Precisa-se reconhecer que o Brasil é um território plurinacional. Que há mais de 300 visões de mundo diferentes. Isso só para mencionar as etnias indígenas brasileiras. Eles fazem políticas climáticas há mais de 1.000 anos, e os juruás, nós, não indígenas, temos muito a aprender sobre formas de conviver com a Natureza.
Precisa-se de uma ética do cuidado, como argumenta Leonardo Boff, em nossas escolhas diárias. Uma régua que permita que cada pessoa assuma a responsabilidade por seus atos cotidianos. Da consciência do tempo de uso da água diária durante o banho para mitigar a crise hídrica à decisão de reduzir o consumo de plástico ou produtos que precisaram viajar por meio planeta. Trata-se da política climática do cotidiano.
Precisa-se de cidadã/os-política/os. As políticas climáticas brasileiras foram iniciadas oficialmente em 2009, com a instituição da Política Nacional sobre Mudança do Clima. A política, porém, não é exercida somente por servidores públicos dos poderes executivos ou legislativos. Há conselhos municipais, associações de bairros, entre outras entidades locais.

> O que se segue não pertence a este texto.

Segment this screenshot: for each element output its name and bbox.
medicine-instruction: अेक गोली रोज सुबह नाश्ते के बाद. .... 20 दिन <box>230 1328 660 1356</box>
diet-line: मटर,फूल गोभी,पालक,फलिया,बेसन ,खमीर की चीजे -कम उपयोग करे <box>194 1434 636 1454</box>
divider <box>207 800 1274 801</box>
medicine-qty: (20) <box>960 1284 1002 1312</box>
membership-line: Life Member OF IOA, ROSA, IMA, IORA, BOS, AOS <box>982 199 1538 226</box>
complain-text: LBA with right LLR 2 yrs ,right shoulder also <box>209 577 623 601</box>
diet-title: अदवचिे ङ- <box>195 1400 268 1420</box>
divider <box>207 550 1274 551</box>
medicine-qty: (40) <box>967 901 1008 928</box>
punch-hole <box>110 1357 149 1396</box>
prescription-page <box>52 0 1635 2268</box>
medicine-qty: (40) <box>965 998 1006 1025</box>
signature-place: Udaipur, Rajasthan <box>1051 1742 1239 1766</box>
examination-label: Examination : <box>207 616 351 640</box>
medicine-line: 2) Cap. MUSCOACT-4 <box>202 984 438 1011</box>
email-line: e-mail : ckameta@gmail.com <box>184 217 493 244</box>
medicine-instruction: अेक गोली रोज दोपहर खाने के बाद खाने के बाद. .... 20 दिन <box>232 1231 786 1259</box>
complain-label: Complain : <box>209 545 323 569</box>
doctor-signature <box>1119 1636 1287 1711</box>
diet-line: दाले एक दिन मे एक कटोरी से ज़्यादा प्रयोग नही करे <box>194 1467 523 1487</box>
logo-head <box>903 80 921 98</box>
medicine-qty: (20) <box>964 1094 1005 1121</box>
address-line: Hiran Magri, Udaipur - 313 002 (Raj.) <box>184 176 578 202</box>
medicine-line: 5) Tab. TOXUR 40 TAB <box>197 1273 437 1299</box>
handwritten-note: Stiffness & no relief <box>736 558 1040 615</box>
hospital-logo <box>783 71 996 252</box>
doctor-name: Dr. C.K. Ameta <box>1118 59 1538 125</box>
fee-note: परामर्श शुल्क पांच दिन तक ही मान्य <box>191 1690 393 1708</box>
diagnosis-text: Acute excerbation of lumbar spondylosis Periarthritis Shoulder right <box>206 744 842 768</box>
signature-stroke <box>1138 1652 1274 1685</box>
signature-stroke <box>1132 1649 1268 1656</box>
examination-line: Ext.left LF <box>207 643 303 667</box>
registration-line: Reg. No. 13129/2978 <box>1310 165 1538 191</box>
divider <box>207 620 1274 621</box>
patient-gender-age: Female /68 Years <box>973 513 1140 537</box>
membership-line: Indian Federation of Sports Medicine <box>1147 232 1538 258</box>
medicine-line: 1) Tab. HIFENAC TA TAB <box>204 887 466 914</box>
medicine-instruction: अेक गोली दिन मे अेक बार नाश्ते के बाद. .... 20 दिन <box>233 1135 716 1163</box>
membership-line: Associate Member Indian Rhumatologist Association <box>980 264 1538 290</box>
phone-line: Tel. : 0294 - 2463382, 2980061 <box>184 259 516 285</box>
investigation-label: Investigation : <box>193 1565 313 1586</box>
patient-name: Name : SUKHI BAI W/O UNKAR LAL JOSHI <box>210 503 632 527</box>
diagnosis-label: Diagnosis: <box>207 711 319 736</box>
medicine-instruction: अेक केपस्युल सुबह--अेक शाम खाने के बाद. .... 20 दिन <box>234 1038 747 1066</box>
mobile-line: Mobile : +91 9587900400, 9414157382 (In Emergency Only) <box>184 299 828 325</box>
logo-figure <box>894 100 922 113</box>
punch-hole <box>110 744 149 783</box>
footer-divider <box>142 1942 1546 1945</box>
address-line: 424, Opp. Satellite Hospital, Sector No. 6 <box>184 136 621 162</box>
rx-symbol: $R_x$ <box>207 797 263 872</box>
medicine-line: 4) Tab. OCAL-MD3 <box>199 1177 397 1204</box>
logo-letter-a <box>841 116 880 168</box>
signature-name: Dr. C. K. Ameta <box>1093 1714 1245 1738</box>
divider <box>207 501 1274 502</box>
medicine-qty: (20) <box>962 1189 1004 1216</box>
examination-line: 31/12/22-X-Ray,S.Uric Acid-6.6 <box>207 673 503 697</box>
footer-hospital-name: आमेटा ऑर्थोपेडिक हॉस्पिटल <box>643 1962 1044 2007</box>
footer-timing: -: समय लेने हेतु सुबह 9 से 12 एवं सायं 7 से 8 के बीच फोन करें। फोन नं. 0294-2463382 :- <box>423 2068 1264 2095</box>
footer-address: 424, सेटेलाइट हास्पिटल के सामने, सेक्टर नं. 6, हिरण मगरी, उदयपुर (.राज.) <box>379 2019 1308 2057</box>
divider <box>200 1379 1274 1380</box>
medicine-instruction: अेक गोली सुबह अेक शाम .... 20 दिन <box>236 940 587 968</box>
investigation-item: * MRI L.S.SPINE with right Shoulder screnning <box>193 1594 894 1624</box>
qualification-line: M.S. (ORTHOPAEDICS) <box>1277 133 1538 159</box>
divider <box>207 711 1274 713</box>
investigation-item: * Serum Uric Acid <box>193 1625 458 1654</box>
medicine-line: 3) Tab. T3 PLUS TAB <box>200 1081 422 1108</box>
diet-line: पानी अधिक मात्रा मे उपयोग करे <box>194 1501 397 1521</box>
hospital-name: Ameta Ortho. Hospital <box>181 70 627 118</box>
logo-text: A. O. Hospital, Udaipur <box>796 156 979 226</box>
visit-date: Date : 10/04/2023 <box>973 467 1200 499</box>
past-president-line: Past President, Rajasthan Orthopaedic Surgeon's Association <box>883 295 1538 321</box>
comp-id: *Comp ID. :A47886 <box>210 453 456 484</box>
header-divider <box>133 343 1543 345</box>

Precisa-se de políticos-mirins. No Brasil, uma parcela de jovens começa a propor políticas a partir da sociedade civil. Iniciativas como Engajamundo, Jovens Políticos pelo Clima, Greve pelo Clima Brasil, entre outros, demonstram que qualquer cidadão pode fazer política. Esse agir político da sociedade civil brasileira ainda precisa superar o mito do ‘política não se discute’ ou ‘política quem faz é somente vereador, deputado, senador, prefeito, governador e presidente’. Talvez o Brasil precise de um emergente ‘efeito Krenak/Kopenawa’. Uma força coletiva que transforme cada cidadão em protetor da floresta e, consequentemente, do planeta.
Não estamos, portanto, em uma era de mudança climática, mas de colapso planetário. O aquecimento global é verídico e as iniquidades socioecológicas aumentam de modo agressivo nas últimas décadas. No plano científico, em 2022 está prevista a publicação atualizada pelo IPCC sobre a questão climática. Mas será que um chamado ético estará na pauta? E deixo uma provocação: “Quando nós, juruás, vamos começar a usar uma nova régua ética para reorientar nosso estilo de habitar e viver nesse mundo antes do apocalipse anunciado?”.
(*) Frederico Salmi é mestrando no PPG em Sociologia da UFRGS e integrante do grupo TEMAS (Tecnologia, Meio Ambiente e Sociedade) e do Programa AmazonFACE.